叶南乡一晃身也站到了她的身边,朝车上道:“陌路相逢,就不打搅了,请。”

“她是襄王身边的人,识得我是谁,有没有危险她自己清楚,你们两个道士,就不要多事了”朱见济再窝囊,也是形势所逼,他毕竟是从小当皇帝的人,语调虽不严厉,但是自有一股天生的贵气,让人不得不服从。
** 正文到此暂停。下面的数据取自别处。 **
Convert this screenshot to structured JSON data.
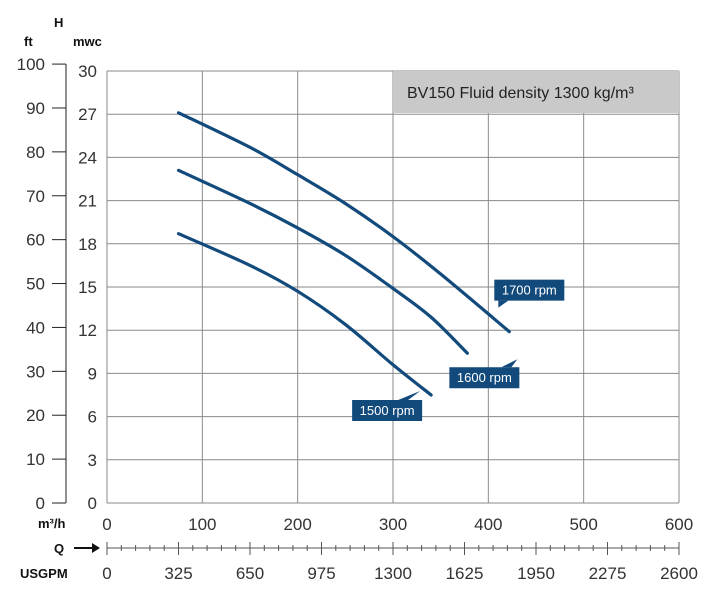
{
  "chart_data": {
    "type": "line",
    "title": "BV150 Fluid density 1300 kg/m³",
    "axis_titles": {
      "head": "H",
      "ft_unit": "ft",
      "mwc_unit": "mwc",
      "flow_m3h": "m³/h",
      "flow_q": "Q",
      "flow_usgpm": "USGPM"
    },
    "y_mwc_ticks": [
      0,
      3,
      6,
      9,
      12,
      15,
      18,
      21,
      24,
      27,
      30
    ],
    "y_ft_ticks": [
      0,
      10,
      20,
      30,
      40,
      50,
      60,
      70,
      80,
      90,
      100
    ],
    "x_m3h_ticks": [
      0,
      100,
      200,
      300,
      400,
      500,
      600
    ],
    "x_usgpm_ticks": [
      0,
      325,
      650,
      975,
      1300,
      1625,
      1950,
      2275,
      2600
    ],
    "xlim_m3h": [
      0,
      600
    ],
    "ylim_mwc": [
      0,
      30
    ],
    "grid": true,
    "series": [
      {
        "name": "1700 rpm",
        "color": "#124a7c",
        "x": [
          75,
          150,
          200,
          250,
          300,
          350,
          422
        ],
        "y": [
          27.1,
          24.7,
          22.8,
          20.8,
          18.5,
          15.9,
          11.9
        ]
      },
      {
        "name": "1600 rpm",
        "color": "#124a7c",
        "x": [
          75,
          150,
          200,
          250,
          300,
          340,
          378
        ],
        "y": [
          23.1,
          20.8,
          19.1,
          17.2,
          14.9,
          12.9,
          10.4
        ]
      },
      {
        "name": "1500 rpm",
        "color": "#124a7c",
        "x": [
          75,
          150,
          200,
          250,
          300,
          340
        ],
        "y": [
          18.7,
          16.5,
          14.7,
          12.4,
          9.6,
          7.5
        ]
      }
    ]
  }
}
泠然惊讶于自己打扮成这样,居然也叫皇帝给认出来,回头朝天枢两大掌门弟子道:“没事,他是王爷的好兄弟,你们不放心,跟在后面就是了。”

高南剑见她态度坚决,而且这么说,便让开了路。

待得上了车,泠然才算近距离看清楚了朱见济的相貌。

一三六少年天子的请托

成绶帝眉眼间与红绡公子竟有几分神似,都是乌黑斜长的眉,内双清亮的眸子,皮肤欺霜赛雪,下巴颌比较尖,故此就显出几分纤弱的病态来。而且他显然发育未完成,身量没有红绡公子那么高,也就少了许多英气,难怪他喜欢饰演花旦,他这幅模样,装扮起来肯定可以以假乱真的。

“你就是楚玉要聘娶的王妃?张宁的女儿?”

少年天子问得直接,泠然也不遮遮掩掩,点头道:“是的,陛下车内不便行礼,请陛下恕罪。”不过她倒是很佩服皇帝的记忆力,当日在鸿胪寺的时候,她是女装,而且皇帝好像只转头看了自己一眼,今日穿着太监服饰,他竟然就能认得出来

朱见济苍凉地一笑,笑得人心头发酸,竟觉得他比哭还难受,“你既是襄王兄的王妃,还需要多礼么?”

泠然被他这忧郁的模样弄得手脚都没地方放似地,忙低头道:“民女现在还不是什么王妃,皇上你就不要取笑了。”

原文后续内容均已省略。